There have been more than 1,300 excess deaths across Europe since 21 June as an unprecedented heatwave continued to push temperatures to record highs, the head of the World Health Organisation said.
France alone recorded at least 1,000 additional deaths in just three days.
“Heat stress is often called the ‘silent killer’, and European homes, workplaces, and schools were not built for these temperatures,” WHO director-general Tedros Adhanom Ghebreyesus said on X on Sunday.
“Europe is the fastest-warming continent on Earth, heating at twice the global average. Right now 150 million people are living under extreme heat, hundreds have died, schools are shut, grids are buckling.”
France bore the worst of the death toll. There were more than 1,200 deaths on Wednesday, when France was sweltering under its hottest temperatures, increasing to more than 1,400 deaths on each of the two following days, Public Health France said.
In April and May, before the heatwave, France’s daily death rate was between 900 and 1,000. The agency concluded France experienced at least 1,000 additional deaths during those three days alone, a figure it cautioned was likely to rise as more data came in.
Some 85 per cent of the deaths involved people aged 65 and above, with the sharpest increases in areas under red warnings of extreme heat, which covered about three-quarters of the country at the heatwave’s peak.
At least 74 people have also drowned in France since the heatwave began, most in unsupervised bodies of water such as rivers, lakes and ponds, interior minister Laurent Nuñez told Le Parisien.
Temperature records were broken across the continent on Sunday as the heat moved east. Germany recorded 41.7Celsius in Neißemünde, near the Polish border, its hottest-ever day for the third consecutive day.
The Czech Republic set its hottest day on record at 41.9C in Doksany, north of Prague, surpassing the previous record of 40.9C set on Saturday, the country’s meteorological institute said. Poland also broke its all-time temperature record with 40.5C in the town of Slubice, a spokeswoman for the Institute of Meteorology and Water Management told AFP.

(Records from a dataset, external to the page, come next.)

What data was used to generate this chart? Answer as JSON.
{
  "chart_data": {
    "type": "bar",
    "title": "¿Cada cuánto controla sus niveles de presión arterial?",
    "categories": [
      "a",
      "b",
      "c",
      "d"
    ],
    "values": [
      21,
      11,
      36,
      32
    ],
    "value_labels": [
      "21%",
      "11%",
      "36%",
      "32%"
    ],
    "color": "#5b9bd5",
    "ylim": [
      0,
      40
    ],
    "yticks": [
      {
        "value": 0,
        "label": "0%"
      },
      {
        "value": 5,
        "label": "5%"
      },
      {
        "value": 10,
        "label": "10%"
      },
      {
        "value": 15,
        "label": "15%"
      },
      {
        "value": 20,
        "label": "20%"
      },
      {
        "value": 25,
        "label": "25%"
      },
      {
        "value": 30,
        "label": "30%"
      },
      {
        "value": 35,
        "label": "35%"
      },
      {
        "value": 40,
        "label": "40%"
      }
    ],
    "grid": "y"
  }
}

A rapid attribution study by World Weather Attribution, published on Friday, found the record-breaking heat and humidity in Europe would have been virtually impossible just five decades ago, and is now 200 times more likely than it would have been 20 years ago.
Climate change was responsible for the extreme weather, Dr Tedros said, warning that the “once-in-a-generation” heatwave was now occurring nearly every year.
Authorities across the continent took emergency measures. In Paris, officials banned takeaway alcohol in public and cancelled the city’s pride march to ease pressure on emergency services. In the Netherlands, the Defqon.1 music festival was cancelled following an unprecedented code red warning. Berlin police used water cannons to cool crowds, and wildfires were sparked across Germany.
In the UK, the Met Office lifted its final extreme heat warning on Sunday after a historic week that saw the hottest June day record broken three times in succession. Temperatures peaked at 37.3C in Santon Downham, Suffolk, on Friday.
Rare red extreme heat warnings, which had only ever been issued once before, were in force across large parts of the country, thousands of schools closed, and critical incidents were declared at several NHS trusts. The UK Health Security Agency also lifted its heat health alerts on Sunday. Average June temperatures in the mid-to-low twenties are forecast for the coming week, with a high of 25C in London on Monday.
Dr Tedros called on European governments to implement heat health action plans focusing on preparedness, prevention and stronger health system responses.